Two and a half years after unveiling Stadia on stage at GDC, the game streaming service is officially done. Subscribers will have access to the games library through January 18 of next year, after which point, it will shut down for good. Google adds in a blog post that it expects to have all refunds for subscribers issued by around that time, as well.
Google had not acknowledged previous struggles with the service. In a tweet dated late-July 2022, the company noted simply, “Stadia is not shutting down. Rest assured we’re always working on bringing more great games to the platform and Stadia Pro.” Google, meanwhile, had taken an aggressive strategy of offering months-long trials in an attempt to build an audience.
“[W] while Stadia’s approach to streaming games for consumers was built on a strong technology foundation, it hasn’t gained the traction with users that we expected so we’ve made the difficult decision to begin winding down our Stadia streaming service,” Stadia VP and GM Phil Harrison notes in the post.
The company is framing a kind of silver lining in the infrastructure it built to bring low-latency game streaming to life. Harrison adds,
We see clear opportunities to apply this technology across other parts of Google like YouTube, Google Play, and our Augmented Reality (AR) efforts — as well as make it available to our industry partners, which aligns with where we see the future of gaming headed. We remain deeply committed to gaming, and we will continue to invest in new tools, technologies and platforms that power the success of developers, industry partners, cloud customers and creators.

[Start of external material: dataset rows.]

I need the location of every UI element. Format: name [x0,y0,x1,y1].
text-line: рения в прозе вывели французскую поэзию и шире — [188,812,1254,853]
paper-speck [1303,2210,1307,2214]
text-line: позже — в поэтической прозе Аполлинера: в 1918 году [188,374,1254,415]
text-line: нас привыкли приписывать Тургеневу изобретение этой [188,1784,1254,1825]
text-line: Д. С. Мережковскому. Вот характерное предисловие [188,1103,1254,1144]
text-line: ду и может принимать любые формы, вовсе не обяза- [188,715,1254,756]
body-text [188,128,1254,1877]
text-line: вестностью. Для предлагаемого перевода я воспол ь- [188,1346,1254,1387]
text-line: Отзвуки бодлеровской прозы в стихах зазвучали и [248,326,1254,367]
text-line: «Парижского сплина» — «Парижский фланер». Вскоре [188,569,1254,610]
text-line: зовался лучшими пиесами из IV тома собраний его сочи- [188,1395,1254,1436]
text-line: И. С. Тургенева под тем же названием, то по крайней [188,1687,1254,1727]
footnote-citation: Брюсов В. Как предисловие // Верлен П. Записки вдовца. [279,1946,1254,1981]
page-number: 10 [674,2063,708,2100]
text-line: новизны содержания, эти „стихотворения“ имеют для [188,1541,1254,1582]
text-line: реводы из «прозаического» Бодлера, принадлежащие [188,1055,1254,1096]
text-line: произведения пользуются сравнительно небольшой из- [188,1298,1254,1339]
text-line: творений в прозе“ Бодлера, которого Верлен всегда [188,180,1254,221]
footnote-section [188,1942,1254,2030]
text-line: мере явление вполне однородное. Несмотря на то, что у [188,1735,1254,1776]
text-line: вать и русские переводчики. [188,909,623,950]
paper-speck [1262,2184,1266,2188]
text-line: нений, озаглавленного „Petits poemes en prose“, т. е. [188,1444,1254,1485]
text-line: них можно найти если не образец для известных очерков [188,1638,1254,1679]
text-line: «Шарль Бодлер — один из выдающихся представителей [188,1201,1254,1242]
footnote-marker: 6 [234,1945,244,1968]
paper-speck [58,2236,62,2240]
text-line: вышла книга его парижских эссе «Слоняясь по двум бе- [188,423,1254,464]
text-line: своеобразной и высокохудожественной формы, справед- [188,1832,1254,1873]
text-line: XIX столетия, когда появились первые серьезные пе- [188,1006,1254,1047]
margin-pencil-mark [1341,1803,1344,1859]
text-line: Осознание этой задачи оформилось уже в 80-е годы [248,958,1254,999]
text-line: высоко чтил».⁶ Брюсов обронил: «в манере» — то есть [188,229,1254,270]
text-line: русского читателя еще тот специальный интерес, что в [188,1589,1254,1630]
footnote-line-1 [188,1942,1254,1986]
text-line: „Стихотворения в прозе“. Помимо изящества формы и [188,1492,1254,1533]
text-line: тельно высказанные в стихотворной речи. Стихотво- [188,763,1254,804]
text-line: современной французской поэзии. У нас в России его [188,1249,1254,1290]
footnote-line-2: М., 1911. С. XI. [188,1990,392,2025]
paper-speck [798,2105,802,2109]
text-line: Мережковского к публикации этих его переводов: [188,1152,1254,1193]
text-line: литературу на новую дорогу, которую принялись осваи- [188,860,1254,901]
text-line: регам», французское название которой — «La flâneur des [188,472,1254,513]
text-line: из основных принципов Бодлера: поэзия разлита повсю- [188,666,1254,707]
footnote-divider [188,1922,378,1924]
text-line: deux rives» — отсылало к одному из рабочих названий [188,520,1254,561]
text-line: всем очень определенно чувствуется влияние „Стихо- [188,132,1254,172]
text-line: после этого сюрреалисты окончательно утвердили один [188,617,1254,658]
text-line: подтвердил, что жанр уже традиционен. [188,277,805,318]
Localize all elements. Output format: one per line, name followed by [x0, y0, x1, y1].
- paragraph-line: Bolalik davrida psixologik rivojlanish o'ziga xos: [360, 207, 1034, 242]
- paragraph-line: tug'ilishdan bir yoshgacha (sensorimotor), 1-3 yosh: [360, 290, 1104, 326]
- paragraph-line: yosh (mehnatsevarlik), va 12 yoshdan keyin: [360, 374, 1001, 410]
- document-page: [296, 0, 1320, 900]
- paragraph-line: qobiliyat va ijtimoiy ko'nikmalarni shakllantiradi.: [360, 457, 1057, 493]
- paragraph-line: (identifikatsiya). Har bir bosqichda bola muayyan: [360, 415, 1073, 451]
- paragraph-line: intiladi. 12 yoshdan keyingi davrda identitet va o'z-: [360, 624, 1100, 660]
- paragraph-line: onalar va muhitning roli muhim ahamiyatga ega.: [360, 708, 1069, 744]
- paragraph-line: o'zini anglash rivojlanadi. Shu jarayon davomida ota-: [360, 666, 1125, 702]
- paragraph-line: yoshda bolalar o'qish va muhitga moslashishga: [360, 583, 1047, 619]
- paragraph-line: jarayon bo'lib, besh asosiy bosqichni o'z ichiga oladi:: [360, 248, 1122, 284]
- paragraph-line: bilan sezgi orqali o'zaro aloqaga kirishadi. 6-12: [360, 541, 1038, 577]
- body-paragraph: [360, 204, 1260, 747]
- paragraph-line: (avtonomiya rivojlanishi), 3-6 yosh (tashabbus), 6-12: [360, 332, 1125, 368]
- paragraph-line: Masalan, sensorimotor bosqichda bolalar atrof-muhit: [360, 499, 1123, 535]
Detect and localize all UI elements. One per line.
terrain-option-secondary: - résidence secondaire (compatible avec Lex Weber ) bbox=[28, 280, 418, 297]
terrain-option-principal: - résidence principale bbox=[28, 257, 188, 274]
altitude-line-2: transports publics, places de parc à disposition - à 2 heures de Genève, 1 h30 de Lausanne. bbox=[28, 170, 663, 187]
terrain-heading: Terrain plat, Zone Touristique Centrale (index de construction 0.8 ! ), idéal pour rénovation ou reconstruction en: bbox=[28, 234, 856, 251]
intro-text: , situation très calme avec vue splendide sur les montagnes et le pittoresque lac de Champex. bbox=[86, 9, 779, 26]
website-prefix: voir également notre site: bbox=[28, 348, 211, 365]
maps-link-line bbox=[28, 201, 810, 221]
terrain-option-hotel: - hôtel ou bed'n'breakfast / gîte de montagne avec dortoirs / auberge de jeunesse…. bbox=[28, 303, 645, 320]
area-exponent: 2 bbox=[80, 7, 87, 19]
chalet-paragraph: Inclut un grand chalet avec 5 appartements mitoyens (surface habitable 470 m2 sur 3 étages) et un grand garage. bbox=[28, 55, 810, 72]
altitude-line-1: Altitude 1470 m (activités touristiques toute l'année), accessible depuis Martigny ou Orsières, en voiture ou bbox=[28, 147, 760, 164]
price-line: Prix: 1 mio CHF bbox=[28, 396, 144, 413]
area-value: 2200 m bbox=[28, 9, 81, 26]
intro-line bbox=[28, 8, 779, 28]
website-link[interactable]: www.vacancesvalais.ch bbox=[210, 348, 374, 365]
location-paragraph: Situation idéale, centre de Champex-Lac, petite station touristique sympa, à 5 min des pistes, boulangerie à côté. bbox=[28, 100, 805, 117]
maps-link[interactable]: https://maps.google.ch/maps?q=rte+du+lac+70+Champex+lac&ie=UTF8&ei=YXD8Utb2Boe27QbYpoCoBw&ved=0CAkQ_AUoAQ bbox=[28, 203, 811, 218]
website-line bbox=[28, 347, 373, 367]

While the service received generally good reviews, Google faced an uphill battle, with stiff competition from first-party Sony and Microsoft offerings, as well as Amazon’s similar platform, Luna. Last February, it shut down its own internal development studio, Stadia Games and Entertainment, which was created to bring exclusive first-party titles to the platform. Harrison noted at the time, “Given our focus on building on the proven technology of Stadia as well as deepening our business partnerships, we’ve decided that we will not be investing further in bringing exclusive content from our internal development team SG&E, beyond any near-term planned games.”
Some of those employees who remained on the Stadia team will be transferred to other positions inside Google, according to Harrison.